La toponymie a été utilisée, mais avec la plus grande prudence. En effet, si les hodonymes sont assez facilement identifiables, leur datation pose de graves problèmes. Il est souvent difficile de savoir si un toponyme routier est d’origine antique ou médiévale. Le toponyme « Lestrade », très fréquent, ou encore de ses variantes « Letrade », « Lestra », « Lextra » et « Estrade » qui ne sont pas rares, constituent de bons exemples. Ces termes occitans héritiers directs du latin strata sont souvent perçus comme un indice solide de la présence d’un itinéraire antique ( 168 ). C’est toutefois faire fi bien rapidement du latin médiéval et des langues romanes qui lui ont succédé.
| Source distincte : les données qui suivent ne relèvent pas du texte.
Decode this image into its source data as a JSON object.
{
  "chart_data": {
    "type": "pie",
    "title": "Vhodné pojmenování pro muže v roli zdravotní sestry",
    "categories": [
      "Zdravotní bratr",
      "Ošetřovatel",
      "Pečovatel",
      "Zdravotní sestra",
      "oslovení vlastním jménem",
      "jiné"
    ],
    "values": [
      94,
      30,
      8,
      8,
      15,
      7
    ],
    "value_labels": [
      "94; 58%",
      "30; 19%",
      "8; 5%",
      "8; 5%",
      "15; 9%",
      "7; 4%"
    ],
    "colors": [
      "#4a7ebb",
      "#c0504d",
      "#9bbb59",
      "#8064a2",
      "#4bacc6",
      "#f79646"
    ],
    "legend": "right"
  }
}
Elles ont pu, sans aucun recours à une route antique, elles aussi forger un tel toponyme.
Malgré les limites de la méthode, la toponymie demeure un moyen irremplaçable pour localiser précisément le passage d’une route connue par ailleurs dans les textes. Mais le travail de l’historien n’est pas facilité par l’absence de synthèse hodonymique générale imposant de se reporter à de multiples études régionales abordant tel ou tel aspect de la question ( 169 ). Nous avons localisé sur les cartes anciennes et les cadastres napoléoniens ( 170 ), ainsi que dans toute la documentation médiévale consultée, quelques toponymes routiers et leurs variantes latines, occitanes ou françaises que nous tenons pour des indices directs ou indirects du passage d’une route.
les dérivés de strata, qu’il s’agisse de « Lestra », « Letrade », « Lextra », « L’Estrade » et « Estrade » ;
les toponymes issus de carreria comme « Carrayre », « Charreyre », « Charreyrol » ou encore des composés comme « Malcharreyre » ;
les dérivés de passus comme le « Malpas » et son contraire le « Bompas » ;
des dérivés de pertus comme « Malpertus », « Marperthuis », « Pethuis » ;
les dérivés de scala ou schaleta, l’échelle, généralement « L’Escalette » ou « L’Echelette » ;
les dérives de transcollum, le col par lequel on passe, comme « Tracol » ou « Tracoulaud » ;
le terme de « Raviscole » et ses dérivés « Revicole », « Resviscole » ou « Rasvicole » qui marque le plus souvent le rebord d’un versant montagneux où la route descend brutalement ;
le terme estrech dont dérivent « Estret » ou « Estréchure » et qui désigne un rétrécissement de vallée formant une gorge. Il n’implique pas assurément la présence d’une route, mais il lui est toutefois très souvent associé au droit d’un passage étroit ;
le toponyme Peyrade qui se rattache à la présence d’un axe empierrré ou au moins d’une section bien aménagée ;
le toponyme Callada, et ses dérivés comme « Caussade » ou « Callade » à rapprocher de Peyrade ;
le toponyme Pouge ou ses dérivés en « pouche », « poute » ou « poutet » qui désigne une route bâtie en hauteur ;
le toponyme de Serrade qui dérive de « serre » et désigne une route cheminant sur une telle crête ;
le toponyme « la route » ou « les routes » ou ses formes dégradées de « roue » ou de « rotte » et « rode » posent des problèmes d’interprétation et ne peuvent être systématiquement retenus pour marquer le passage d’une route, malgré les apparences. En effet, dans plusieurs cas, il apparaît qu’ils sont des dérivés de ruptis, se rattachant alors plus vraisemblablement à un défrichement qu’à un élément viaire ( 171 ).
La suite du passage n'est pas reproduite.